Burlington Northern caboose prototype: If you’ve been involved with model railroading for a while, you’ve most likely heard the expression “There’s a prototype for everything.” On my way to the National Model Railroad Association Thousand Lakes Region convention in Grand Forks, N.D. back in 2004, I made a stop in Hillsboro, N.D. The community of approximately 1,600 is located halfway between Grand Forks and Fargo on the eastern side of the Peace Garden State. Neatly displayed in a park on South Main Street next to the BNSF Railway mainline was Burlington Northern (BN) caboose no. 11711. But this wasn’t just another caboose. It was the prototype.
Finding the prototype: From boxcar to rock star
In 1972, Frisco found itself in need of more cabooses. With options from car builders proving too costly, the railroad did something it hadn’t done in nearly three decades, build its own cars. Shop forces at Frisco’s Consolidated Mechanical Shops (CMS) in Springfield, Mo., were tasked with constructing a low-cost, contemporary caboose that could be used in road service. The solution? Convert 40-foot boxcar no. 17887, a Pullman-Standard product built in May 1952, into a caboose.
Around the time the boxcar was being turned into a caboose, Frisco; Atchison, Topeka & Santa Fe; and Seaboard Coast Line began a run-through service between Richmond, Va., and Richmond, Calif. To promote the service, a special train painted in American Revolution Bicentennial colors (four years before the big celebration in 1976) was assembled. The train was led by Seaboard Coast Line General Electric U36B no. 1776. Santa Fe contributed a pair of baggage cars for use as display cars. Frisco provided its recently finished boxcar-turned-caboose.
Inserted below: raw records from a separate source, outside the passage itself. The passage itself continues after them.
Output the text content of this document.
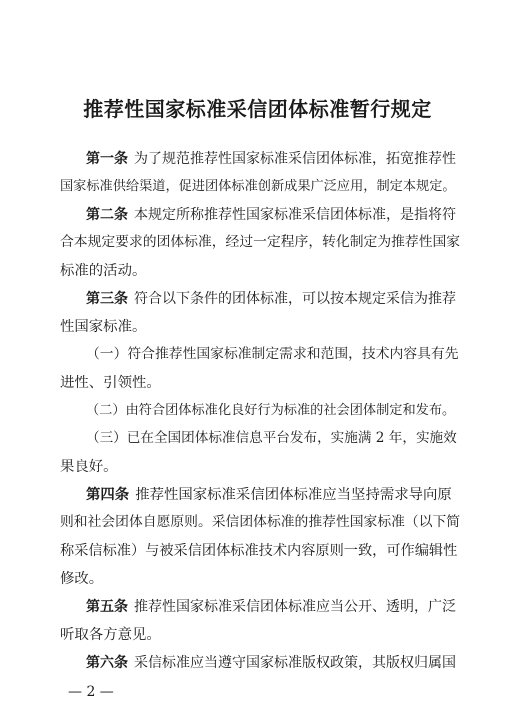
推荐性国家标准采信团体标准暂行规定
第一条 为了规范推荐性国家标准采信团体标准，拓宽推荐性
国家标准供给渠道，促进团体标准创新成果广泛应用，制定本规定。
第二条 本规定所称推荐性国家标准采信团体标准，是指将符
合本规定要求的团体标准，经过一定程序，转化制定为推荐性国家
标准的活动。
第三条 符合以下条件的团体标准，可以按本规定采信为推荐
性国家标准。
（一）符合推荐性国家标准制定需求和范围，技术内容具有先
进性、引领性。
（二）由符合团体标准化良好行为标准的社会团体制定和发布。
（三）已在全国团体标准信息平台发布，实施满 2 年，实施效
果良好。
第四条 推荐性国家标准采信团体标准应当坚持需求导向原
则和社会团体自愿原则。采信团体标准的推荐性国家标准（以下简
称采信标准）与被采信团体标准技术内容原则一致，可作编辑性
修改。
第五条 推荐性国家标准采信团体标准应当公开、透明，广泛
听取各方意见。
第六条 采信标准应当遵守国家标准版权政策，其版权归属国
— 2 —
It rolled out of Springfield in August 1972 painted red, white, and blue. To tie in with the rest of the train, the caboose was numbered 1776. In Robert C. Del Grosso’s Burlington Northern Railroad Cabooses 1970-1995 (Great Northern Pacific Publications, 2006), it notes that the 1776 was built for $22,432.
Finding the prototype: More cabooses, a merger, and new paint
The prototype caboose proved a success, leading Frisco to convert more boxcars into cabooses. The 1700-series cars (1700-1725) were constructed between February 1973 and November 1974. The 1400-series cabooses (1400-1442) were built from February 1973 to October 1976.
In 1978, the 1776 traded in its patriotic colors for Frisco’s Mandarin Orange and white. It retained its original number after being repainted.
In 1980, Frisco merged with BN. The 1776 was renumbered BN 11711. It retained its Frisco colors until February 1984, when it was repainted in BN’s Cascade Green and yellow caboose scheme.
Finding the prototype: Happy retirement
With cabooses fading from the railroad scene, BN retired the 11711 in October 1986. It was spared the scrapper’s torch and moved to Hillsboro, approximately 800 miles north of the where it was built.
When I photographed the caboose in 2004, the 11711 was still in the paint applied 20 years earlier. After two decades in the elements, the green and yellow paint had faded and started to peel. I grabbed a small chip of green and yellow paint off the ground for reference. As you can see in the photo, dark blue and Mandarin Orange paint is visible under the yellow.
In February 2014, BNSF Railway donated $10,000 to help repaint the caboose. A Google Street View image from September 2021 shows that the new paint is holding up well.